The team, led by Dr Aravind Vijayaraghavan in collaboration with Professor Stephanie Reich at Freie Universität Berlin and Professor Stefan Maier at Imperial College London, has shown that the onwder material can be used to investigate how light interacts with gold nanostructures of different shapes, sizes and geometries.

"When light shines on a metal particle smaller than the wavelength of the light, the electrons in the particle start to move back and forth along with the light wave," explained Dr Vijayaraghavan. "This causes an increase in the electric field at the surface of the particle."

When two such particles are brought close to each other, the oscillating electrons in the two particles interact with each other, forming an even higher electric field between the two particles, resulting in a coupling between the two particles.

Vijayaraghavan and his team has shown that graphene can be placed on top of such coupled gold antennas of different shapes, and by performing Raman spectroscopy on the graphene, this coupled plasmonic system can be observed and measured.

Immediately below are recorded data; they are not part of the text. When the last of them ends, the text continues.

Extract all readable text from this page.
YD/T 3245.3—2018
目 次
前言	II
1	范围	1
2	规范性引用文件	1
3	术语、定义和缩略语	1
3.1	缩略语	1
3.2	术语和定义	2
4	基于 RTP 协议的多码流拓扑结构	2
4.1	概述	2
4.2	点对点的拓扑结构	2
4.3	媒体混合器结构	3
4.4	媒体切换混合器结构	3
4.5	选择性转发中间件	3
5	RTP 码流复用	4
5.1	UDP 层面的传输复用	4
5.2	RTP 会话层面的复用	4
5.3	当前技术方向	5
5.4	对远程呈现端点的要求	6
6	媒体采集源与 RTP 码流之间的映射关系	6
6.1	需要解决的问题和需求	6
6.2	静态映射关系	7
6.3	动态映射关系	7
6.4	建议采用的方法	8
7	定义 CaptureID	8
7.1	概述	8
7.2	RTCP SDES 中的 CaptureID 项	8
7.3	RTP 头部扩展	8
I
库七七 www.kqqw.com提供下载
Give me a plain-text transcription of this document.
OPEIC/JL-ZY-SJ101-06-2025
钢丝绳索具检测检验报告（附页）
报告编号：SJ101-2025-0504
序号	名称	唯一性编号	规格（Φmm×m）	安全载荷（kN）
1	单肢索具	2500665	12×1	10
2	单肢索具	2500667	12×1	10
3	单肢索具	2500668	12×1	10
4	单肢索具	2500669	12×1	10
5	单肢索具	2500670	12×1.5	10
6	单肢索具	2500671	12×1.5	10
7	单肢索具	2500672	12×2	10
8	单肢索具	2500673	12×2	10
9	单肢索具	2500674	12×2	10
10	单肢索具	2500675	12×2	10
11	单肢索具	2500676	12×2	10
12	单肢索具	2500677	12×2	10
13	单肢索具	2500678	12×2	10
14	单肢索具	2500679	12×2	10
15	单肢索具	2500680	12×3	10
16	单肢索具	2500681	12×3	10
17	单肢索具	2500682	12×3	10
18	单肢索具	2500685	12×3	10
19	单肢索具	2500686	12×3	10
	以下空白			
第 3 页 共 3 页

"When a sheet of graphene, just one atom thick, is placed on top of two gold particles next to each other, the graphene bends around the particles and gets stretched in the gap between the particles," Vijayaraghavan noted. "When light falls on the graphene, it is scattered to different extents from the strained and unstrained parts of the graphene.

"Fortunately, the strained part of the graphene also lies in the same region as the plasmonic electric field – in the cavity in between the two dots. This allows us to compare the amount of light scattered by the plasmonic cavity and the surrounding region, and derive a quantity for the enhancement from the plasmonic antenna cavity.

"The light scattered from the strained graphene can be 1000 times brighter than the light from the surrounding graphene."